After accounting for the $1.5 billion in state funding that is expected to be included in the economic development bill and other anticipated expenses, a senior executive says between $400 million and $500 million could be left in the final budget.

How It Could Work

The the law says that the auditor’s determination that the government has taken money in excess of the cap “will result in a debt equal to the amount of that amount” and that the debt “will be applied to the current tax of the taxpayers at that time. taxes equal to the taxes that all taxpayers paid in the previous year. “

But the law was only introduced in 1987, when collections topped $29.22 million and taxpayers took in about $17 million, and budget chief Michael Heffernan said his team was working to clarify how the money — or refunds, as Baker repeatedly referred to them — would work.

“We are looking for a faster and more efficient way to bring the money to the taxpayers,” the secretary of the administration of finance and finance.

It’s a point Michelwitz would also like to make clear.

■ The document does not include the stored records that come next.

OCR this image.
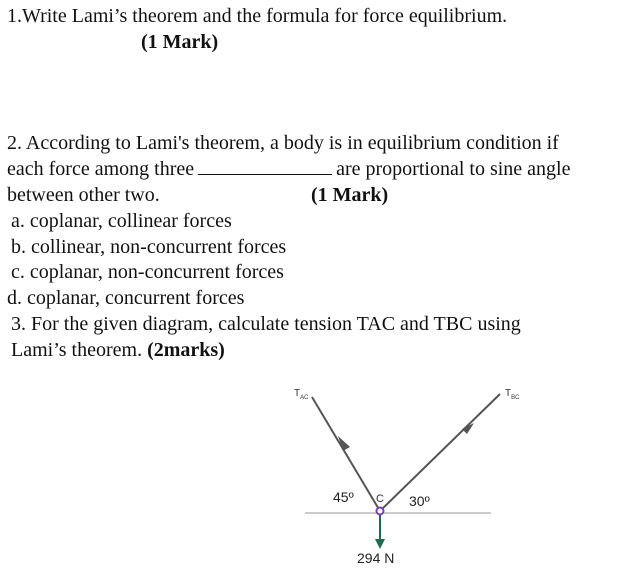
1.Write Lami’s theorem and the formula for force equilibrium.
(1 Mark)
2. According to Lami's theorem, a body is in equilibrium condition if
each force among three	are proportional to sine angle
between other two.	(1 Mark)
a. coplanar, collinear forces
b. collinear, non-concurrent forces
c. coplanar, non-concurrent forces
d. coplanar, concurrent forces
3. For the given diagram, calculate tension TAC and TBC using
Lami’s theorem. (2marks)
$T_{AC}$	$T_{BC}$
45º	30º
C
294 N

“You just said that there is debt [or] return. I don’t think we have a complete answer to that, “said a reporter when asked about repayment or debt repayment under 62F. “I think the administration will also give a mixed message in this discussion. So a full review and a good understanding of this will be necessary to determine if we need to move forward with any discussions regarding 62F. “

The only time a surplus was hit, in 1987, $29.22 million was given to taxpayers by adding to the 1987 Massachusetts tax line “in which each taxpayer may enter his or her individual assessment portion. of the $29,221,675 debt,” the auditor’s office said.

From fiscal year 1987 to fiscal year 2021, total federal tax revenues increased by nearly 328 percent, from $8.1 billion to more than $34.65 billion. The state’s “authorized” tax revenue — or the amount that can be collected without a hit — rose 356 percent during the same period, from $8.07 billion to about $36.79 billion.

Every year from fiscal year 1988 to Fiscal Year 2021the auditor has determined that the total income of the state was less than the statutory income of the state and, therefore, no income of tax is required under 62F.